Canadian Senator from Ontario
- In office July 2, 1981 – November 29, 2010
- Appointed by: Pierre Trudeau

Member of Parliament for Spadina
- In office 1972–1981
- Preceded by: Sylvester Perry Ryan
- Succeeded by: Dan Heap

Personal details
- Born: November 29, 1935 (age 90) Toronto, Ontario, Canada
- Party: Liberal
- Committees: Chair, Standing Committee on Foreign Affairs Chair, Standing Committee on Foreign Affairs and International Trade
- Portfolio: Parliamentary Secretary to the Minister of Communications (1980-1981) Parliamentary Secretary to the Secretary of State of Canada (1980-1981)

= Peter Stollery =

Canadian politician and businessman

Peter Alan Stollery (born November 29, 1935) is a former Canadian politician and businessman.

==Background==
An old Yorkville family, the Stollerys owned a furnishings store named Stollery's, which opened in 1901 in downtown Toronto. Peter Stollery, the founder’s grandson, worked on and off at the haberdashery for 24 years, first as a furnishings’ man and eventually as a manager from 1965 to 1968 after his father, Alan Stollery, died suddenly. His attachment to these roots explain his later designation in the Senate of Canada as Senator for "Bloor and Yonge", the intersection at which the store was located.

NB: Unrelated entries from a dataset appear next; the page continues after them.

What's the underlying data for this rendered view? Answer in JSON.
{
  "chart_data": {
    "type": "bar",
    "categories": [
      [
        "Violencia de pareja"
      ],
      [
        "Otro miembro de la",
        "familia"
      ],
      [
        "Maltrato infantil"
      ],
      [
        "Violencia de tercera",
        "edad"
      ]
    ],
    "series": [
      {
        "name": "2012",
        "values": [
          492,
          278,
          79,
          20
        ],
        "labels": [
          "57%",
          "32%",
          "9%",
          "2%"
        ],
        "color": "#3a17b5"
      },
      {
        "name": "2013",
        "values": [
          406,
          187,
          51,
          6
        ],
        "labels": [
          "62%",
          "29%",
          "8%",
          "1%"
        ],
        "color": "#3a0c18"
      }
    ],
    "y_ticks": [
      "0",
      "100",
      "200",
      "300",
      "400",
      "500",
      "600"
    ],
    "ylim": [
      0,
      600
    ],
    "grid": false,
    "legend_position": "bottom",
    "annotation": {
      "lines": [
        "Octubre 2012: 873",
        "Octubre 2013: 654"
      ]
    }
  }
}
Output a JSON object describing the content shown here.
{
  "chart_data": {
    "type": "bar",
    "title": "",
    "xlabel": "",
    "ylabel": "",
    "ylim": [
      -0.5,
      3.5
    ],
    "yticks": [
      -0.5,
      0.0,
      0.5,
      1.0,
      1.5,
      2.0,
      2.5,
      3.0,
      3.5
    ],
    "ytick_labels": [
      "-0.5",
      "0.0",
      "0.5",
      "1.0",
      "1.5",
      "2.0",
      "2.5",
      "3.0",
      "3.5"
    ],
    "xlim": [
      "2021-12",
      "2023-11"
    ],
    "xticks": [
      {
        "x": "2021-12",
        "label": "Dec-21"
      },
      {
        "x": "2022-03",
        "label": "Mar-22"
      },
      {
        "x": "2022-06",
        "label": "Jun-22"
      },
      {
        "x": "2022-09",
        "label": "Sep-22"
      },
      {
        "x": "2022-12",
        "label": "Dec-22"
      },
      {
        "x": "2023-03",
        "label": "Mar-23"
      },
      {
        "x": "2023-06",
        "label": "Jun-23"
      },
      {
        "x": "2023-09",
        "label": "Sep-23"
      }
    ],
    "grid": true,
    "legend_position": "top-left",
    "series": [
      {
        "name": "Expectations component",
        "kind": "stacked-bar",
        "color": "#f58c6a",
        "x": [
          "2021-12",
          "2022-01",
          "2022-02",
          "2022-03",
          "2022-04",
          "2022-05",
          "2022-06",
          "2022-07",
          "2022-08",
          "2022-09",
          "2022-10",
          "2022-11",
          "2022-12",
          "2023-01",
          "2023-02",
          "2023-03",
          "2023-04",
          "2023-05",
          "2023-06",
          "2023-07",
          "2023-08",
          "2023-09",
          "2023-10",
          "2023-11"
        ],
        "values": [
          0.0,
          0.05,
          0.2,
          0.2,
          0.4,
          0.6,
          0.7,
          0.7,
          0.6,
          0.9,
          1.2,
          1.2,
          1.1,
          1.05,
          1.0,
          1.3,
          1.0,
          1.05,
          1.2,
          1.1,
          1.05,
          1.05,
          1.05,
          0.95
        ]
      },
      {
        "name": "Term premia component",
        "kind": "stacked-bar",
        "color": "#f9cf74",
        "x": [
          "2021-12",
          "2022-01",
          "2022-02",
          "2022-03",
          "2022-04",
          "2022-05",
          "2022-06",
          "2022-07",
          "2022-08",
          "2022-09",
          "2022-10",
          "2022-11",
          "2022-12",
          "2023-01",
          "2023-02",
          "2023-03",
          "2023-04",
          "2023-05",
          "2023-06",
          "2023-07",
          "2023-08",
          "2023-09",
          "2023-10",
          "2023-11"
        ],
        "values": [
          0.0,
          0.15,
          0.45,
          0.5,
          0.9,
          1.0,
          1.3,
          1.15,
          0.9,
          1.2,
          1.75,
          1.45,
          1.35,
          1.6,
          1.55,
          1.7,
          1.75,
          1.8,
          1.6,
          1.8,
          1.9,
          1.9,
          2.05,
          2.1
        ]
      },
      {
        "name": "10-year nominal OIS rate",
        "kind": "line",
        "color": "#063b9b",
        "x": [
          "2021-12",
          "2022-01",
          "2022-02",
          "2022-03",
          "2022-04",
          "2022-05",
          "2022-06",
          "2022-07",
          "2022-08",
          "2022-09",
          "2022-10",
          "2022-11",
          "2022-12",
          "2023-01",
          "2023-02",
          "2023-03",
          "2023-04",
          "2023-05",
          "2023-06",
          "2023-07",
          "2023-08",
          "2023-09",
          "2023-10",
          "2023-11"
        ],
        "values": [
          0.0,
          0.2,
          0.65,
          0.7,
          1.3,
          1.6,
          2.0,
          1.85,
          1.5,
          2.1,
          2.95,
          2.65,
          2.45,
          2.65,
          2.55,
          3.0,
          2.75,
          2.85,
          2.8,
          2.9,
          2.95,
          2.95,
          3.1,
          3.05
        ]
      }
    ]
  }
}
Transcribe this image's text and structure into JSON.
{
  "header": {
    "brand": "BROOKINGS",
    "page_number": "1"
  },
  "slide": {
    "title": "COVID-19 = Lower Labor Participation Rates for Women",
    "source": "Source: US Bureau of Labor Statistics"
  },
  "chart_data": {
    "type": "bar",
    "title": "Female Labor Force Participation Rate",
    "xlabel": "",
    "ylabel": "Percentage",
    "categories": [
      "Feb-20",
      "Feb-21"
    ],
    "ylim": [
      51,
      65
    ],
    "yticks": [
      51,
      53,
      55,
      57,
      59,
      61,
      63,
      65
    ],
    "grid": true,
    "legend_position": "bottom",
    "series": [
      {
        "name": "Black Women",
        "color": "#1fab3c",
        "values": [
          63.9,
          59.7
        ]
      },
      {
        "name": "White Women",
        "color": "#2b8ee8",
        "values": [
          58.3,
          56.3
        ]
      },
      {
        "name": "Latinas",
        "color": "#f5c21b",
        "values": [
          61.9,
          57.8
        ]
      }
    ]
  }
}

Before entering public life, Stollery also worked as a teacher in Algeria and travel writer for Maclean's. He is a Fellow of the Royal Geographical Society, and a Member of the National Liberal Club in London.

==Political career==
Stollery was elected to the House of Commons of Canada as a Liberal candidate in the 1972 election for Spadina riding in Toronto defeating incumbent MP Perry Ryan who had left the Liberals and crossed the floor to the Progressive Conservatives. He was re-elected in the 1974, 1979 and 1980 elections. He served for a time as chairman of the Liberal Caucus (1976–1978), and as parliamentary secretary to the Secretary of State and to the Minister of Communications (1980–1981).

In 1981, Stollery was appointed to the Senate of Canada on the recommendation of Prime Minister Pierre Trudeau. Trudeau wanted to open Stollery's Spadina riding so his aide James Coutts could be elected to Parliament in a by-election. The voters rebelled, and in the subsequent by-election Coutts was defeated in what had been a safe Liberal seat by Dan Heap of the New Democratic Party. He retired from the Senate on November 29, 2010, upon reaching the mandatory retirement age of 75, at which point he had served in Parliament for over 38 years, including more than 29 years in the Senate.

In the Senate, Stollery served on several committees. He took part in numerous overseas delegations and assumed the position of Chair of the Standing Committee on Foreign Affairs (1999–2005). He continued to serve on the committee as Vice-Chair until his retirement from the Senate. He has been involved with the Canada-Europe Interparliamentary Union.

==Controversy==
On May 29, 2006, during a session of the Standing Senate Committee on National Security and Defence, Stollery criticized Hamid Karzai, then President of Afghanistan. Although Karzai was democratically elected, Stollery implied that Karzai's ascent to power was due to US influence. He argued that Canadian troops could be better used to help “create a democratic society in Afghanistan”.

In September 2006, Stollery added that the limited presence of Canadian troops on the African continent was a result of military officials believing it was not as "sexy" as helping the U.S. by fighting in Afghanistan. He was subsequently criticized by Liberal Senator Roméo Dallaire, who called Stollery's comments "scandalous language." Dallaire stated that "Nothing is sexy in war. The whole concept of war is perverse, and the reason we're in one area and not another is because political decisions have been taken."